Figure 6 scL-SMARCB1 nanocomplex promotes cisplatin-induced cytotoxicity in ATRT. For in vitro study, SMARCB1-deficient ATRT (BT-12 and CHLA-06) and SMARCB1-deficient rhabdomyosarcoma (A-204) were transfected with either scL-SMARCB1 or scL-vec for 24h, followed by treatment with cisplatin at various concentration. (A) XTT cell viability assay at 72h after cisplatin treatment. (B) Annexin V/PI staining to monitor apoptosis in BT-12. Numbers in the quadrants indicate the percentage of cells in each quadrant. (C) Western blot analysis of SMARCB1 and apoptosis markers (cleaved PARP and cleaved Caspase3) in CHLA-06 cells. For in vivo study, athymic mice with intracranial BT-12 tumor xenografts were randomized to therapy with scL-SMARCB1 and/or cisplatin. (D) Treatment schedule. Mice received total 6 injections of scL-SMARCB1 (30μg/injection, twice weekly for 3 weeks) and/or total 3 injections of cisplatin (2 mg/kg, weekly for 3 weeks). (E) MRI-based measurement of tumor volume. Gray box indicates the treatment period. (F) Kaplan–Meier survival curves of mice. Log Rank test, *p<0.05. N = 4–6/group.

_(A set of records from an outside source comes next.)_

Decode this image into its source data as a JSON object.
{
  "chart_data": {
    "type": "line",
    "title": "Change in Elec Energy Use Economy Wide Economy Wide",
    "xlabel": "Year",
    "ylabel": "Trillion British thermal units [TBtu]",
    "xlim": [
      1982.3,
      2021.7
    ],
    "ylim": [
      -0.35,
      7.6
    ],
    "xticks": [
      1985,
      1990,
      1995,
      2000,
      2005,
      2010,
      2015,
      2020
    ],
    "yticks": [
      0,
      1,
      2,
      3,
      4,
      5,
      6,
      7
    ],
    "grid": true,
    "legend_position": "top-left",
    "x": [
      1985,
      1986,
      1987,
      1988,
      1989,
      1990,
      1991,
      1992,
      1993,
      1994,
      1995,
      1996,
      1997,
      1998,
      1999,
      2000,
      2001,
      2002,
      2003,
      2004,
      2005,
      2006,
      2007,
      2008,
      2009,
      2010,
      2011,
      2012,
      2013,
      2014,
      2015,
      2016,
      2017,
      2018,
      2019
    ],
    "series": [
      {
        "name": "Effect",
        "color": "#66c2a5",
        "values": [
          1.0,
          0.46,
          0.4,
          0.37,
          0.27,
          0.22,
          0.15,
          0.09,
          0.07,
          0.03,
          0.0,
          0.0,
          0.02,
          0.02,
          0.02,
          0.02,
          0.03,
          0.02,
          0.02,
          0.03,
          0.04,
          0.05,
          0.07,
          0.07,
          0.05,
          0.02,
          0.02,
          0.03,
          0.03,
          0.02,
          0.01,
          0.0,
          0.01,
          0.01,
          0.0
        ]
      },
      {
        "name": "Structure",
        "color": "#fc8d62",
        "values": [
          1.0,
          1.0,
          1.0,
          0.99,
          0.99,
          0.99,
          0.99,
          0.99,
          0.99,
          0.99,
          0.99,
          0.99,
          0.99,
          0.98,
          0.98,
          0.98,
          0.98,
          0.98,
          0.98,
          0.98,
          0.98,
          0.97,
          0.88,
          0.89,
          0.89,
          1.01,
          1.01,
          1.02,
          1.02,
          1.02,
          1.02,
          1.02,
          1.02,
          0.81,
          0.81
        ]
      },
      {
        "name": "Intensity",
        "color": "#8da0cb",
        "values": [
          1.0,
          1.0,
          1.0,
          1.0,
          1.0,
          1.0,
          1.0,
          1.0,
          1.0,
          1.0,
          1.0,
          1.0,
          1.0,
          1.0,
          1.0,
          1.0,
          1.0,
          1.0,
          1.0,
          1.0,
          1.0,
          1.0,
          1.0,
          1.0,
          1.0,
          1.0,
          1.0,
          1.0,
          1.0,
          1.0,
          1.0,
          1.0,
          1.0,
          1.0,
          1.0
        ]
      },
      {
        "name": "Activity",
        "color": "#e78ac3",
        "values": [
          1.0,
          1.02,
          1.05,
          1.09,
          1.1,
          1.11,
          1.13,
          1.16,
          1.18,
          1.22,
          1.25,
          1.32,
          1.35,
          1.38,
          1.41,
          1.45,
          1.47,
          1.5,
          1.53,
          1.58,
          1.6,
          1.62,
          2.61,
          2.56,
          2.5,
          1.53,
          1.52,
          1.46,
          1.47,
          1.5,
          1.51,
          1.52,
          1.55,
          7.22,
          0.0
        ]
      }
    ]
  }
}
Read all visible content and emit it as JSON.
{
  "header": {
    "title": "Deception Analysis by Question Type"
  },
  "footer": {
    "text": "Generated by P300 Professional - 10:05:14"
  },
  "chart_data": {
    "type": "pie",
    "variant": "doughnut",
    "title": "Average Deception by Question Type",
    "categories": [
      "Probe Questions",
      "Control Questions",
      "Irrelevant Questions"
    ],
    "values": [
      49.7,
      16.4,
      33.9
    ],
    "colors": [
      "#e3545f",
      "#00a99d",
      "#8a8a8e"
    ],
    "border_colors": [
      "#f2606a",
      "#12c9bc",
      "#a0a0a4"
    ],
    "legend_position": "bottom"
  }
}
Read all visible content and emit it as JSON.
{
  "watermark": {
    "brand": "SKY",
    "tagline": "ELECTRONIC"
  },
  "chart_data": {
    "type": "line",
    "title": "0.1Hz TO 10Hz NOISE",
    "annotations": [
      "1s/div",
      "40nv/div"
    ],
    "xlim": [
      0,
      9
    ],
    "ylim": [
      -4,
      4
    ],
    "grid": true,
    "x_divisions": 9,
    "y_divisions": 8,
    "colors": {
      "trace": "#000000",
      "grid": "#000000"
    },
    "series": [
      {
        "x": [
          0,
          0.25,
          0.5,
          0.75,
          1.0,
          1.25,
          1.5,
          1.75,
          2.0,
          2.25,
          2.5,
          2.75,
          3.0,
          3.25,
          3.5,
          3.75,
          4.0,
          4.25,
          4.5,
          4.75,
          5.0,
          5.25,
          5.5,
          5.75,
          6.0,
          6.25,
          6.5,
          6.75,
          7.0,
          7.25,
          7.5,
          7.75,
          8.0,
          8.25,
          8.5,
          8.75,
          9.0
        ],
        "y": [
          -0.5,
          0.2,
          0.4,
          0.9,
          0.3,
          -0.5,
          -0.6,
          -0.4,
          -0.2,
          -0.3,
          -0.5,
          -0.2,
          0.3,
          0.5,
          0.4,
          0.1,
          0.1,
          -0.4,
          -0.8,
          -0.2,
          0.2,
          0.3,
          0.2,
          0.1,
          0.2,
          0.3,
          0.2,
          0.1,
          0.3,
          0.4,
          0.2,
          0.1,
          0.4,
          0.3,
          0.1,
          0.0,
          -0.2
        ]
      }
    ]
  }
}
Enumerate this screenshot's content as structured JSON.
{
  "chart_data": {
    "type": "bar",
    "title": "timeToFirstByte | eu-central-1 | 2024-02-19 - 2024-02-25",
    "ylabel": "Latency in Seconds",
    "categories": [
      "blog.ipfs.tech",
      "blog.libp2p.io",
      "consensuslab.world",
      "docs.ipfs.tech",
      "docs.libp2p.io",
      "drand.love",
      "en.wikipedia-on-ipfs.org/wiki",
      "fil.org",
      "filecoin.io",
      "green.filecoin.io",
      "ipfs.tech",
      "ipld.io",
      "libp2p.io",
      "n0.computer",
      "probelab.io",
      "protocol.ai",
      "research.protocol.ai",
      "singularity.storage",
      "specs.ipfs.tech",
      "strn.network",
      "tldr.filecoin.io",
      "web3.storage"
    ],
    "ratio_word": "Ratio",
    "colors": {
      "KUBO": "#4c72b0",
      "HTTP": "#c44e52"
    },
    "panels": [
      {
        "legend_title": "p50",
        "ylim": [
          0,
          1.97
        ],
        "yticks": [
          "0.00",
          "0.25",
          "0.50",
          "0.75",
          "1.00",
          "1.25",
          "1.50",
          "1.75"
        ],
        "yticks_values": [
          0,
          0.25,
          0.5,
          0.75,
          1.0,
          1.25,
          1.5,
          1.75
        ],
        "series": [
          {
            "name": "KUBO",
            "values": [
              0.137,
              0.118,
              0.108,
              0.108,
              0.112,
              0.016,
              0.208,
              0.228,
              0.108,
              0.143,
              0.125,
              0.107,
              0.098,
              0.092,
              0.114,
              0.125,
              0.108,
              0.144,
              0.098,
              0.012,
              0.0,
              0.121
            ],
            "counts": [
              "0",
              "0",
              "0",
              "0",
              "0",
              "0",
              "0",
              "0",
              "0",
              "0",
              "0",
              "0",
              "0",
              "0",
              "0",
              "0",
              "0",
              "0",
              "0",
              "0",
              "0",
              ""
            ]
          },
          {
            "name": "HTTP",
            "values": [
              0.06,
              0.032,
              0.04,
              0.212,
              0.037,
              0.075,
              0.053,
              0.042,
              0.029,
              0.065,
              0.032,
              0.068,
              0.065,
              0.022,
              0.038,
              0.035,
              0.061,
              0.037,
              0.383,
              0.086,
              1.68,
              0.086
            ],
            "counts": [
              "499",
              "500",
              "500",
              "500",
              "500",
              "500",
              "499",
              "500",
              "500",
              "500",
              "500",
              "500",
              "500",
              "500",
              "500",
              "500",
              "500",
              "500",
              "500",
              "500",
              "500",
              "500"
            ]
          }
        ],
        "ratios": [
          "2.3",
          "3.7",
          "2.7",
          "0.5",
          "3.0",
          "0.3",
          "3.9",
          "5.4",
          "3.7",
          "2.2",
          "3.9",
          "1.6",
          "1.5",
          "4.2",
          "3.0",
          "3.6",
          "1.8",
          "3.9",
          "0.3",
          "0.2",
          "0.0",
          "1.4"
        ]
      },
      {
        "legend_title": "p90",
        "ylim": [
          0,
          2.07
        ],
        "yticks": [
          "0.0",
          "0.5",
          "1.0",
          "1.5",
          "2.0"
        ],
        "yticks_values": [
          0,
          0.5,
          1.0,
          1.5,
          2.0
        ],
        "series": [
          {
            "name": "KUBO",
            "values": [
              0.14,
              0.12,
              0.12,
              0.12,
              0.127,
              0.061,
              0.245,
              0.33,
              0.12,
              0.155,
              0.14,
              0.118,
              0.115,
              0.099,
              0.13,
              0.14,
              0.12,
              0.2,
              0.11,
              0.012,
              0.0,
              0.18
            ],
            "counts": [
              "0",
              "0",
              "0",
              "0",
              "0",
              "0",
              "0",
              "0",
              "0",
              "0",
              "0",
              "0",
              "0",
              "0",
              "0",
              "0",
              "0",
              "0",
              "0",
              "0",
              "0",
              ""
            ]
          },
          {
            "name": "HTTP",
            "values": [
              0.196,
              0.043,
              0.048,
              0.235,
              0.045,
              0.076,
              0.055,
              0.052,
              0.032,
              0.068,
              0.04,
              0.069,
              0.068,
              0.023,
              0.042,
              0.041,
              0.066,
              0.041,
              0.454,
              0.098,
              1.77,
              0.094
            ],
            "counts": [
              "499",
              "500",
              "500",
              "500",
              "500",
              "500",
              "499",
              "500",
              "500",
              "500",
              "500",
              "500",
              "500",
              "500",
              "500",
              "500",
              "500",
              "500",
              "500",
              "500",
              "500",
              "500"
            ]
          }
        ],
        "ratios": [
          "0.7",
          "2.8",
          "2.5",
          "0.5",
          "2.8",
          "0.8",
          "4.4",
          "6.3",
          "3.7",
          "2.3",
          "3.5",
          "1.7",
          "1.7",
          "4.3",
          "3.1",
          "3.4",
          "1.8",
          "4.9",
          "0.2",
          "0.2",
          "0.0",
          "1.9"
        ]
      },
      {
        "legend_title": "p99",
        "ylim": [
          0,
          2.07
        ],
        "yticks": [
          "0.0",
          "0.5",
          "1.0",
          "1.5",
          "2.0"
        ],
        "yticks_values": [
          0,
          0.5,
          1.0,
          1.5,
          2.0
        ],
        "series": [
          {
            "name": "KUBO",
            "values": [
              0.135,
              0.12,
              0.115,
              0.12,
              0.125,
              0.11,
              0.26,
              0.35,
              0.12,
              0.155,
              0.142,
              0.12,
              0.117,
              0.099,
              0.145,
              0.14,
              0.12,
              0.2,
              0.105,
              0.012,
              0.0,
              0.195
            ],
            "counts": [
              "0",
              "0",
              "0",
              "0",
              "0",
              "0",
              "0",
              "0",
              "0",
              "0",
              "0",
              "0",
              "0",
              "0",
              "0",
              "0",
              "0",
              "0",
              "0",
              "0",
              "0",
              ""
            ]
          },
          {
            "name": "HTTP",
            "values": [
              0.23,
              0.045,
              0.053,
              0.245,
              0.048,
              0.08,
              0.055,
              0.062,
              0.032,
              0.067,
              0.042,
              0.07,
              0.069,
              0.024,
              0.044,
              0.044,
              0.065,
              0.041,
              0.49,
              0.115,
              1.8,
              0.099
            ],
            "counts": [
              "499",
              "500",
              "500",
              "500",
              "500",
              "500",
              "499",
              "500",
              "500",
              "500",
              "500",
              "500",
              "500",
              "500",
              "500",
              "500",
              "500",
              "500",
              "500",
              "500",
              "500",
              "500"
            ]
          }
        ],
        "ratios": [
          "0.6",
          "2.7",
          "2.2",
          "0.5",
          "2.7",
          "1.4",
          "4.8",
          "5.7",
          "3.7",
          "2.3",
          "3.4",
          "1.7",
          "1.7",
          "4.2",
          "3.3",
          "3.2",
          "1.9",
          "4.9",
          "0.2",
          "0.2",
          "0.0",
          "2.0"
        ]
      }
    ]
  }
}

Figure 7 scL-SMARCB1 nanocomplex promotes radiation-induced cytotoxicity in ATRT. Athymic mice with intracranial BT-12 tumor xenografts were randomized to therapy with scL-SMARCB1 and/or radiation therapy. (A) Treatment schedule. Mice received total 6 injections of scL-SMARCB1 (30μg/injection, twice weekly for 3 weeks) and/or 3 fractions of radiation (5Gy, weekly for 3 weeks). Some animals also received total 3 injections of cisplatin (2mg/kg, weekly for 3 weeks) and/or 3 fractions of radiation (5Gy, weekly for 3 weeks). (B) MRI-based measurement of tumor volume. Gray box indicates the treatment period. (C) Kaplan–Meier survival curves of mice. Log Rank test, *p<0.05. N = 4–5/group. (D) Sera from tumor bearing mice receiving the indicated treatment were collected on day 35 (top panel) and day 56 (lower panel) and analyzed for levels of liver enzymes (AST and ALT) and BUN, indicators of hepatic and renal toxicity, respectively. *p<0.05. N = 4–5/group.